Owl prowls this weekend
Niagara Nature Tours is offering another owl prowl, an opportunity to see owls such as this grey screech, this Saturday and Sunday, Feb. 20 and 21. Photo by Wayne Allen
Niagara Nature Tour’s fourth annual day-time owl prowl will be held this weekend.
“We have worked very hard to find the locations of wild owls for us to see, and are hoping to see three to four native species this year,” says Carla Carlson, owner of the tour company. The owls are found from Niagara West through to Fort Erie.
For the very first Owl Prowl in 1998, 21 people signed up, said Carlson.
“We saw four species and seven owls in total, which is fabulous because of how secretive they are. Since we were able to start conducting (the owl prowls) again in 2013, at least 327 people have seen five to six species and on one memorable day, 13 individual owls. In the past we have seen eastern screech, northern saw-whet, snowy, long-eared, short-eared and a great horned owl on her nest.”
Carlson says several NOTL residents have reported hearing great horned owls singing at this time of year. The owls are very territorial, she says, and almost any woodlot or forested area should have a pair of great horned owls, the mother sitting on her nest.

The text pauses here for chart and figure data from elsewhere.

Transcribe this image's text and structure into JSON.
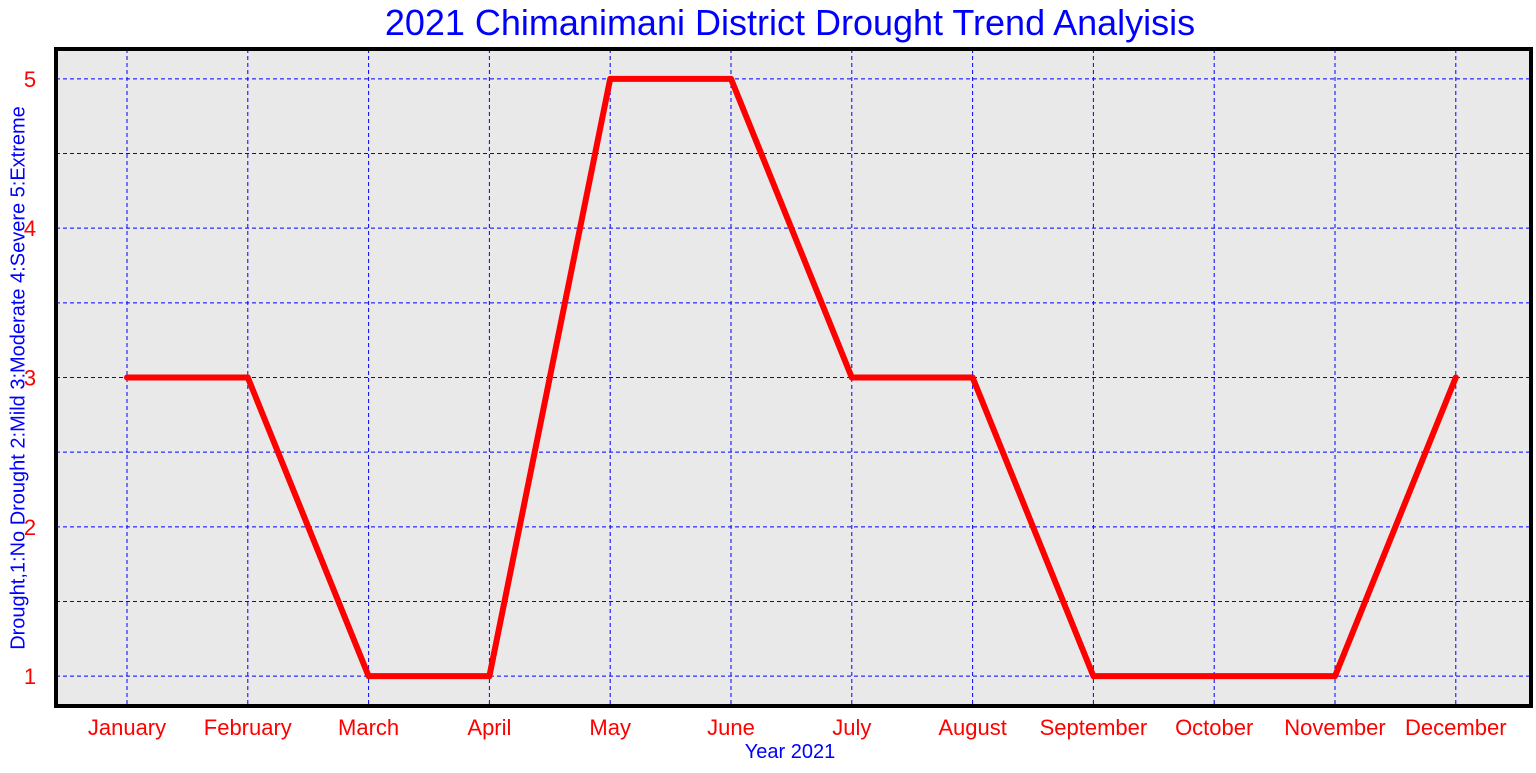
{
  "chart_data": {
    "type": "line",
    "title": "2021 Chimanimani District Drought Trend Analyisis",
    "xlabel": "Year 2021",
    "ylabel": "Drought,1:No Drought 2:Mild 3:Moderate 4:Severe 5:Extreme",
    "categories": [
      "January",
      "February",
      "March",
      "April",
      "May",
      "June",
      "July",
      "August",
      "September",
      "October",
      "November",
      "December"
    ],
    "series": [
      {
        "values": [
          3,
          3,
          1,
          1,
          5,
          5,
          3,
          3,
          1,
          1,
          1,
          3
        ]
      }
    ],
    "ylim": [
      0.8,
      5.2
    ],
    "yticks": [
      1,
      2,
      3,
      4,
      5
    ],
    "ygrid": [
      1,
      1.5,
      2,
      2.5,
      3,
      3.5,
      4,
      4.5,
      5
    ],
    "grid": true,
    "colors": {
      "line": "#ff0000",
      "grid": "#0000ff",
      "plot_background": "#e9e9e9",
      "frame": "#000000",
      "title": "#0000ff",
      "tick_labels": "#ff0000"
    }
  }
}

They are most likely to be heard at dusk, and provide an opportunity for residents to find their nest - but should be very careful not to disturb the mother or she could abandon her eggs.
Scouts are on the look-out for owls in NOTL and other areas, and although she isn’t promising anything, she hopes to have found a pair of great-horned owls to include in the prowl this weekend.
A lot of work goes into organizing an owl prowl and many hours over months are put in ahead of time scouting for the owls, says Carlson, so that on the day of the prowl, there is a good chance at actual sightings.
“And this time of year is a good time to see the owls. The leaves are off the trees, the birds are out flying and hunting and some are sitting in nest boxes. If we are lucky we’ll see a great horned owl sitting on her nest. It’s the right time of the year as believe it or not they’ve already bred and laid their eggs.”
Riding in a motor coach with a washroom and comfortable seats, says Carlson, the group will be escorted by Marcie Jacklin from Fort Erie, an internationally recognized local birder explaining about Niagara’s owls. Entertaining participants with owl songs, facts, and quizzes, there are draws and owl related prizes that Carlson has collected throughout the year. There will also be a draw for four people to go to Vineland’s Owl Foundation during their annual donor tours in the autumn.
There will be a break for lunch at the Smokin’ Buddha or Canalside Restaurants in Port Colborne.
“We are giving people a choice of which restaurant to go to as the Smokin’ Buddha is famous for its spicy, exotic food.”
Fun for both young and old alike, there is limited walking so it is a very accessible outing. Seniors with walkers have attended in the past, and anyone with a wheelchair accessible vehicle is welcome to follow the bus, and join the tour at each stop, she says.
The field trip runs from 10 a.m. to 5 p.m.
Registration for the Feb. 20 and 21 owl prowls has started and space is limited, says Carlson.